Мы переезжаем узкую речку и вклиняемся носом дубивки в раздавшиеся на две стороны камыши. Потом мы начинаем лихорадочно разматывать удочки, насаживать на крючки извивающихся, розовых червяков, переставлять поплавки, сообразуясь с глубиной места, и поудобней прилаживаться к предстоящей охоте. Нам надо наловить сначала живцов, и потому главные удочки, предназначенные для щук, лежат нетронутыми на дне лодки. Наконец, я извлекаю из воды трепещущего, широколобого «бубыря» и насаживаю его на крючок уже настоящей щучьей удочки… И вот я сижу и созерцаю попрыгивающий на воде огромный пробковый поплавок, от которого во все стороны расходятся круги, и в этом поплавке, в его движениях и вздрагиваниях, сосредоточивается для меня весь мир. Но в то же время я косвенно подмечаю, слышу и вижу то, что совершается вокруг. Вот упала на воду пушинка, и ветер подхватил ее, как ладью, и она скользит, скользит мимо, пока крупная рыба, плеснув по воде хвостом, не уносит ее в глубь черного омута; два странных жука, похожих на конькобежцев, беззвучно несутся по гладкой поверхности размеренными прыжками; зеленая лягушка, сидящая на широком листе кувшинки, косится на них, выпучив телескопические глаза, а поплавок, вздрагивая, медленно отходит влево и так же медленно начинает погружаться в воду. Потом он выскакивает опять на поверхность, чтобы затем с внезапным бульканьем исчезнуть совсем, и вслед за ним тянется леска и удилище, а Жоржик кричит не своим голосом:
— Тащи! Это щука!
Я хватаюсь за удилище обеими руками и тяну что есть силы что-то упирающееся, необыкновенно упругое, мощное и серьезное, переметнувшееся внезапно в сторону камышей, чтобы вспенить там черную воду Гнилушки и вдавить в нее цветы и листья кувшинок.
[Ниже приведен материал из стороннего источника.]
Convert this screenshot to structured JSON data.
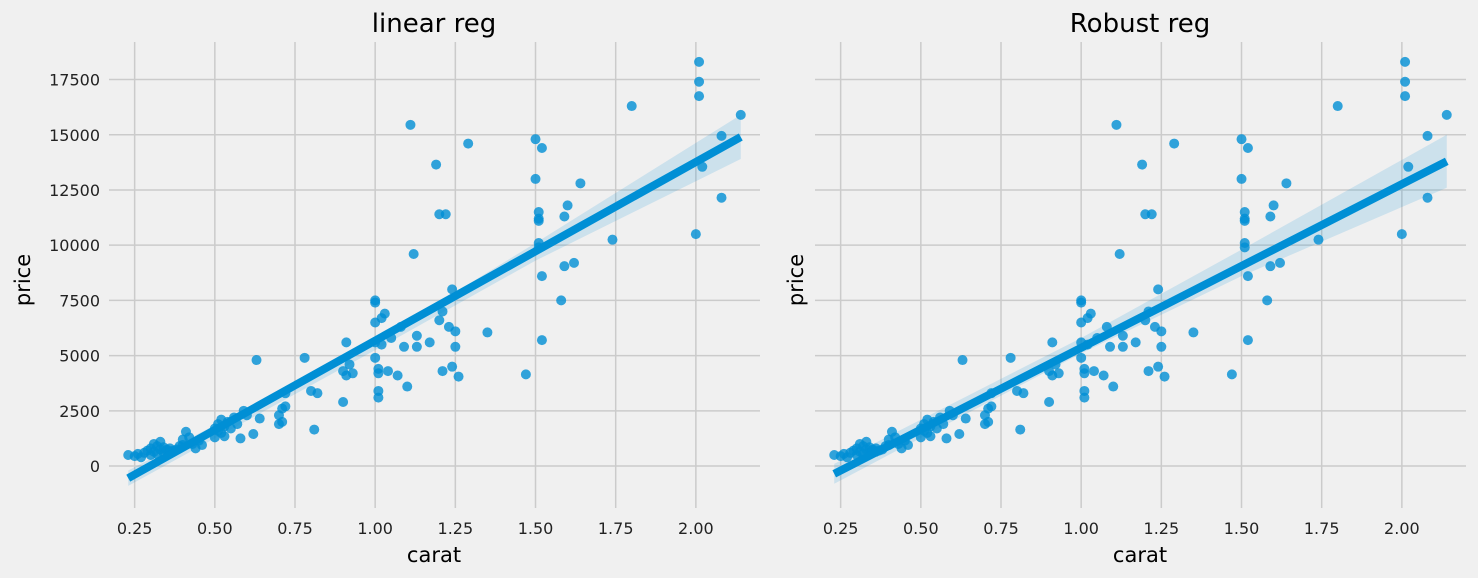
{
  "colors": {
    "background": "#f0f0f0",
    "grid": "#cbcbcb",
    "series": "#008fd5"
  },
  "chart_data": [
    {
      "type": "scatter",
      "title": "linear reg",
      "xlabel": "carat",
      "ylabel": "price",
      "xlim": [
        0.17,
        2.2
      ],
      "ylim": [
        -1900,
        19200
      ],
      "xticks": [
        0.25,
        0.5,
        0.75,
        1.0,
        1.25,
        1.5,
        1.75,
        2.0
      ],
      "xtick_labels": [
        "0.25",
        "0.50",
        "0.75",
        "1.00",
        "1.25",
        "1.50",
        "1.75",
        "2.00"
      ],
      "yticks": [
        0,
        2500,
        5000,
        7500,
        10000,
        12500,
        15000,
        17500
      ],
      "ytick_labels": [
        "0",
        "2500",
        "5000",
        "7500",
        "10000",
        "12500",
        "15000",
        "17500"
      ],
      "grid": true,
      "fit_line": {
        "x": [
          0.23,
          2.14
        ],
        "y": [
          -550,
          14900
        ]
      },
      "confidence_band": {
        "x": [
          0.23,
          1.0,
          1.5,
          2.14
        ],
        "lower": [
          -900,
          5250,
          9300,
          13900
        ],
        "upper": [
          -200,
          5650,
          10100,
          15900
        ]
      }
    },
    {
      "type": "scatter",
      "title": "Robust reg",
      "xlabel": "carat",
      "ylabel": "price",
      "xlim": [
        0.17,
        2.2
      ],
      "ylim": [
        -1900,
        19200
      ],
      "xticks": [
        0.25,
        0.5,
        0.75,
        1.0,
        1.25,
        1.5,
        1.75,
        2.0
      ],
      "xtick_labels": [
        "0.25",
        "0.50",
        "0.75",
        "1.00",
        "1.25",
        "1.50",
        "1.75",
        "2.00"
      ],
      "yticks": [
        0,
        2500,
        5000,
        7500,
        10000,
        12500,
        15000,
        17500
      ],
      "ytick_labels": [],
      "grid": true,
      "fit_line": {
        "x": [
          0.23,
          2.14
        ],
        "y": [
          -350,
          13800
        ]
      },
      "confidence_band": {
        "x": [
          0.23,
          1.0,
          1.5,
          2.14
        ],
        "lower": [
          -800,
          5100,
          8600,
          12600
        ],
        "upper": [
          100,
          5800,
          9800,
          15000
        ]
      }
    }
  ],
  "points": {
    "x": [
      0.23,
      0.25,
      0.26,
      0.27,
      0.28,
      0.29,
      0.3,
      0.3,
      0.31,
      0.31,
      0.32,
      0.32,
      0.33,
      0.33,
      0.34,
      0.34,
      0.35,
      0.35,
      0.36,
      0.36,
      0.37,
      0.38,
      0.39,
      0.4,
      0.4,
      0.41,
      0.42,
      0.43,
      0.44,
      0.45,
      0.46,
      0.5,
      0.5,
      0.51,
      0.51,
      0.52,
      0.52,
      0.53,
      0.53,
      0.54,
      0.55,
      0.56,
      0.57,
      0.58,
      0.59,
      0.6,
      0.62,
      0.63,
      0.64,
      0.7,
      0.7,
      0.71,
      0.71,
      0.72,
      0.72,
      0.78,
      0.8,
      0.81,
      0.82,
      0.9,
      0.9,
      0.91,
      0.91,
      0.92,
      0.93,
      1.0,
      1.0,
      1.0,
      1.0,
      1.0,
      1.01,
      1.01,
      1.01,
      1.01,
      1.02,
      1.02,
      1.03,
      1.04,
      1.05,
      1.07,
      1.08,
      1.09,
      1.1,
      1.11,
      1.12,
      1.13,
      1.13,
      1.17,
      1.19,
      1.2,
      1.2,
      1.21,
      1.21,
      1.22,
      1.23,
      1.24,
      1.24,
      1.25,
      1.25,
      1.26,
      1.29,
      1.35,
      1.47,
      1.5,
      1.5,
      1.51,
      1.51,
      1.51,
      1.51,
      1.51,
      1.52,
      1.52,
      1.52,
      1.58,
      1.59,
      1.59,
      1.6,
      1.62,
      1.64,
      1.74,
      1.8,
      2.0,
      2.01,
      2.01,
      2.01,
      2.02,
      2.08,
      2.08,
      2.14
    ],
    "y": [
      500,
      450,
      550,
      400,
      600,
      700,
      500,
      800,
      650,
      1000,
      550,
      900,
      750,
      1100,
      600,
      850,
      700,
      750,
      800,
      650,
      700,
      750,
      900,
      1200,
      950,
      1550,
      1300,
      1000,
      800,
      1150,
      950,
      1300,
      1700,
      1900,
      1600,
      2100,
      1500,
      1800,
      1350,
      2000,
      1700,
      2200,
      1900,
      1250,
      2500,
      2300,
      1450,
      4800,
      2150,
      2300,
      1900,
      2600,
      2000,
      3300,
      2700,
      4900,
      3400,
      1650,
      3300,
      2900,
      4300,
      5600,
      4100,
      4600,
      4200,
      7500,
      7400,
      6500,
      5600,
      4900,
      4400,
      4200,
      3400,
      3100,
      5500,
      6700,
      6900,
      4300,
      5800,
      4100,
      6300,
      5400,
      3600,
      15450,
      9600,
      5900,
      5400,
      5600,
      13650,
      11400,
      6600,
      7000,
      4300,
      11400,
      6300,
      8000,
      4500,
      6100,
      5400,
      4050,
      14600,
      6050,
      4150,
      14800,
      13000,
      11500,
      11200,
      11100,
      10100,
      9900,
      14400,
      8600,
      5700,
      7500,
      9050,
      11300,
      11800,
      9200,
      12800,
      10250,
      16300,
      10500,
      17400,
      16750,
      18300,
      13550,
      12150,
      14950,
      15900
    ]
  }
}
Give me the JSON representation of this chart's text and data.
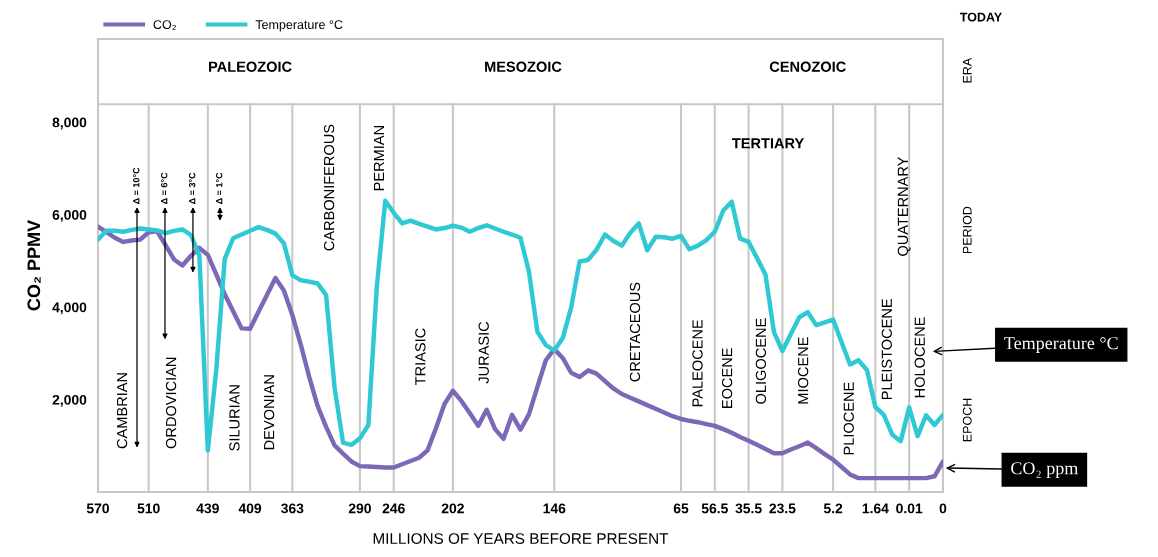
{
  "chart_data": {
    "type": "line",
    "xlabel": "MILLIONS OF YEARS BEFORE PRESENT",
    "ylabel": "CO₂ PPMV",
    "categories": [
      "570",
      null,
      null,
      null,
      null,
      null,
      "510",
      null,
      null,
      null,
      null,
      null,
      null,
      "439",
      null,
      null,
      null,
      null,
      "409",
      null,
      null,
      null,
      null,
      "363",
      null,
      null,
      null,
      null,
      null,
      null,
      null,
      "290",
      null,
      null,
      null,
      "246",
      null,
      null,
      null,
      null,
      null,
      null,
      "202",
      null,
      null,
      null,
      null,
      null,
      null,
      null,
      null,
      null,
      null,
      null,
      "146",
      null,
      null,
      null,
      null,
      null,
      null,
      null,
      null,
      null,
      null,
      null,
      null,
      null,
      null,
      "65",
      null,
      null,
      null,
      "56.5",
      null,
      null,
      null,
      "35.5",
      null,
      null,
      null,
      "23.5",
      null,
      null,
      null,
      null,
      null,
      "5.2",
      null,
      null,
      null,
      null,
      "1.64",
      null,
      null,
      null,
      "0.01",
      null,
      null,
      null,
      "0"
    ],
    "ylim": [
      0,
      9800
    ],
    "yticks": [
      {
        "value": 2000,
        "label": "2,000"
      },
      {
        "value": 4000,
        "label": "4,000"
      },
      {
        "value": 6000,
        "label": "6,000"
      },
      {
        "value": 8000,
        "label": "8,000"
      }
    ],
    "grid": false,
    "legend": "top left",
    "marker": "none",
    "line_style": "solid",
    "series": [
      {
        "name": "CO₂",
        "color": "#7d68b8",
        "values": [
          5740,
          5620,
          5500,
          5410,
          5440,
          5460,
          5620,
          5640,
          5340,
          5030,
          4900,
          5110,
          5280,
          5130,
          4710,
          4280,
          3910,
          3540,
          3530,
          3900,
          4260,
          4630,
          4360,
          3830,
          3190,
          2490,
          1860,
          1410,
          1010,
          830,
          660,
          560,
          550,
          540,
          530,
          530,
          600,
          670,
          740,
          900,
          1380,
          1900,
          2190,
          1970,
          1710,
          1430,
          1780,
          1360,
          1150,
          1670,
          1350,
          1680,
          2270,
          2850,
          3090,
          2900,
          2580,
          2490,
          2630,
          2560,
          2400,
          2240,
          2120,
          2040,
          1960,
          1880,
          1800,
          1720,
          1640,
          1580,
          1540,
          1510,
          1470,
          1430,
          1360,
          1280,
          1190,
          1110,
          1020,
          930,
          840,
          840,
          920,
          990,
          1070,
          950,
          820,
          700,
          540,
          380,
          300,
          300,
          300,
          300,
          300,
          300,
          300,
          300,
          300,
          340,
          660
        ]
      },
      {
        "name": "Temperature °C",
        "color": "#2ec9d2",
        "values": [
          5460,
          5650,
          5650,
          5630,
          5670,
          5700,
          5680,
          5660,
          5600,
          5650,
          5680,
          5560,
          5120,
          900,
          2640,
          5040,
          5490,
          5570,
          5650,
          5730,
          5670,
          5590,
          5380,
          4690,
          4580,
          4550,
          4510,
          4260,
          2260,
          1070,
          1020,
          1160,
          1450,
          4440,
          6300,
          6040,
          5810,
          5870,
          5800,
          5740,
          5680,
          5710,
          5760,
          5720,
          5630,
          5710,
          5770,
          5700,
          5630,
          5570,
          5500,
          4770,
          3470,
          3180,
          3060,
          3330,
          3990,
          4990,
          5020,
          5240,
          5570,
          5430,
          5330,
          5610,
          5810,
          5230,
          5520,
          5510,
          5480,
          5540,
          5250,
          5330,
          5450,
          5630,
          6090,
          6280,
          5480,
          5410,
          5060,
          4700,
          3460,
          3050,
          3420,
          3780,
          3890,
          3610,
          3670,
          3730,
          3240,
          2760,
          2850,
          2640,
          1840,
          1670,
          1240,
          1100,
          1830,
          1210,
          1660,
          1450,
          1670
        ]
      }
    ],
    "ref_lines": [
      {
        "axis": "x",
        "value": "510",
        "color": "#c8c8c8"
      },
      {
        "axis": "x",
        "value": "439",
        "color": "#c8c8c8"
      },
      {
        "axis": "x",
        "value": "409",
        "color": "#c8c8c8"
      },
      {
        "axis": "x",
        "value": "363",
        "color": "#c8c8c8"
      },
      {
        "axis": "x",
        "value": "290",
        "color": "#c8c8c8"
      },
      {
        "axis": "x",
        "value": "246",
        "color": "#c8c8c8"
      },
      {
        "axis": "x",
        "value": "202",
        "color": "#c8c8c8"
      },
      {
        "axis": "x",
        "value": "146",
        "color": "#c8c8c8"
      },
      {
        "axis": "x",
        "value": "65",
        "color": "#c8c8c8"
      },
      {
        "axis": "x",
        "value": "56.5",
        "color": "#c8c8c8"
      },
      {
        "axis": "x",
        "value": "35.5",
        "color": "#c8c8c8"
      },
      {
        "axis": "x",
        "value": "23.5",
        "color": "#c8c8c8"
      },
      {
        "axis": "x",
        "value": "5.2",
        "color": "#c8c8c8"
      },
      {
        "axis": "x",
        "value": "1.64",
        "color": "#c8c8c8"
      },
      {
        "axis": "x",
        "value": "0.01",
        "color": "#c8c8c8"
      },
      {
        "axis": "y",
        "value": 8390,
        "color": "#c8c8c8"
      }
    ],
    "annotations": [
      "PALEOZOIC",
      "MESOZOIC",
      "CENOZOIC",
      "TERTIARY",
      "CAMBRIAN",
      "ORDOVICIAN",
      "SILURIAN",
      "DEVONIAN",
      "CARBONIFEROUS",
      "PERMIAN",
      "TRIASIC",
      "JURASIC",
      "CRETACEOUS",
      "PALEOCENE",
      "EOCENE",
      "OLIGOCENE",
      "MIOCENE",
      "PLIOCENE",
      "PLEISTOCENE",
      "HOLOCENE",
      "QUATERNARY",
      "Δ = 10°C",
      "Δ = 6°C",
      "Δ = 3°C",
      "Δ = 1°C",
      "Temperature °C",
      "CO₂ ppm",
      "TODAY",
      "ERA",
      "PERIOD",
      "EPOCH"
    ]
  }
}
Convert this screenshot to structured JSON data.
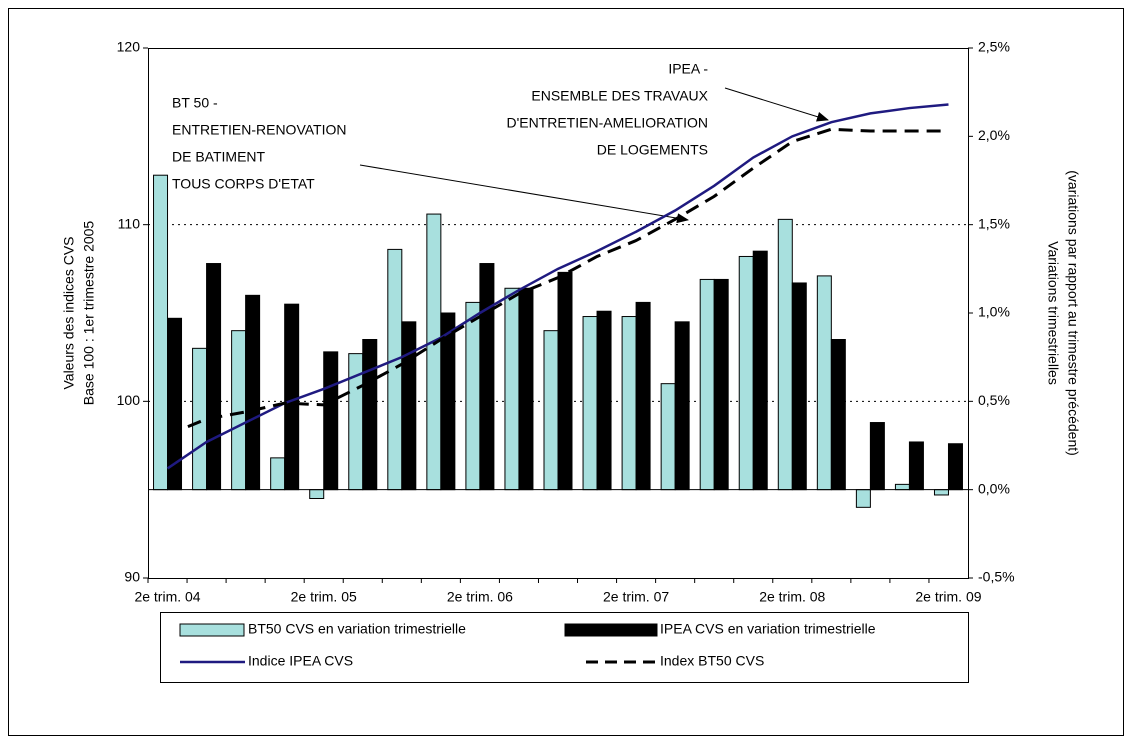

— Не упусти, Вася, не упусти! — кричит умоляющим голосом Жоржик.
Но мне некогда отвечать, да и слова не лезут из горла. Леска снова метнулась вправо и очутилась на чистой воде. Медленно, нехотя показывается поплавок и вдруг стремительно уходит под воду, а удилище сгибается в дугу и начинает легонько потрескивать. И тут я замечаю в неясной, сумеречной глубине очертания огромной рыбы с зеленовато-черной спиной. Широкая пасть мелькает над вскипевшей водой, брызги обдают мне лицо и рыба тяжело падает в лодку, а я сижу уже на ней верхом, как морской царь, оседлавший дельфина.